1864 -- 150 years ago: The board of education has granted Thursday as a holiday for the children, with the expectation that parents who desire to have their children attend the Scott County Fair will do so on that day and save irregularity the rest of the week.
1889 -- 125 years ago: The guard fence around the new cement walk at the Harper House has been removed. The blocks are diamond shape, alternating in black and white.
1914 -- 100 years ago: The Rev. R.B. Williams, former pastor of the First Methodist Church, Rock Island, was named superintendent of the Rock Island District.
1939 -- 75 years ago: Abnormally high temperatures and lack of rainfall in Illinois during the past week have speeded maturing of corn and soybean crops.

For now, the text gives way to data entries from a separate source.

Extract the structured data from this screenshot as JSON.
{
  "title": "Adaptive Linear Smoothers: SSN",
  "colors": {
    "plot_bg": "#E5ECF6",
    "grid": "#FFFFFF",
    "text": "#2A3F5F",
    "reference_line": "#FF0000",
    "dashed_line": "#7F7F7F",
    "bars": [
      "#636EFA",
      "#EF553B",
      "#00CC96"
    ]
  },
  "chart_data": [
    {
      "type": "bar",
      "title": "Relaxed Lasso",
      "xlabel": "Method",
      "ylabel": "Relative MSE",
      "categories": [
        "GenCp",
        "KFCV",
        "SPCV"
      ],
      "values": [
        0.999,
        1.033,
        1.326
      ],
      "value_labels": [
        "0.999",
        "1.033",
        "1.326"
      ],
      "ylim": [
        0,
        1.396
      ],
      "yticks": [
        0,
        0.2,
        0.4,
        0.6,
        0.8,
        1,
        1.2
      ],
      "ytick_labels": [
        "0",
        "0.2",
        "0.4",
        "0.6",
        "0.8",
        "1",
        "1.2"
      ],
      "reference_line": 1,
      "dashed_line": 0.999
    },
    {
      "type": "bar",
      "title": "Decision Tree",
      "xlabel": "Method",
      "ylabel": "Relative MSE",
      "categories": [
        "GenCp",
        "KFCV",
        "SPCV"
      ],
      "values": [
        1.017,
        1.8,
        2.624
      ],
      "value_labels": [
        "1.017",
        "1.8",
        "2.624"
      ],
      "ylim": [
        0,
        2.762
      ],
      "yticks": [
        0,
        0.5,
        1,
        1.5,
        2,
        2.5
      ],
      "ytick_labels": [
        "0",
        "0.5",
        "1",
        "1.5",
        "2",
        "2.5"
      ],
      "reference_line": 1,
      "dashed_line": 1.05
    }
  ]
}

1964 -- 50 years ago: Installation of a new television system in St. Anthony's Hospital, which includes a closed circuit channel as well as the three regular Quad-Cities channels, has been completed and now is in operation.
1989 -- 25 years ago: When the new Moline High School was built in 1958, along with it were plans to construct a football field in the bowl near 34th Street on the campus. Wednesday afternoon, more than 30 years later, the Moline Board of Education Athletic Board sent the ball rolling toward the possible construction of that field by asking superintendent Richard Hennigan to take to the board of education a proposal to hire a consultant.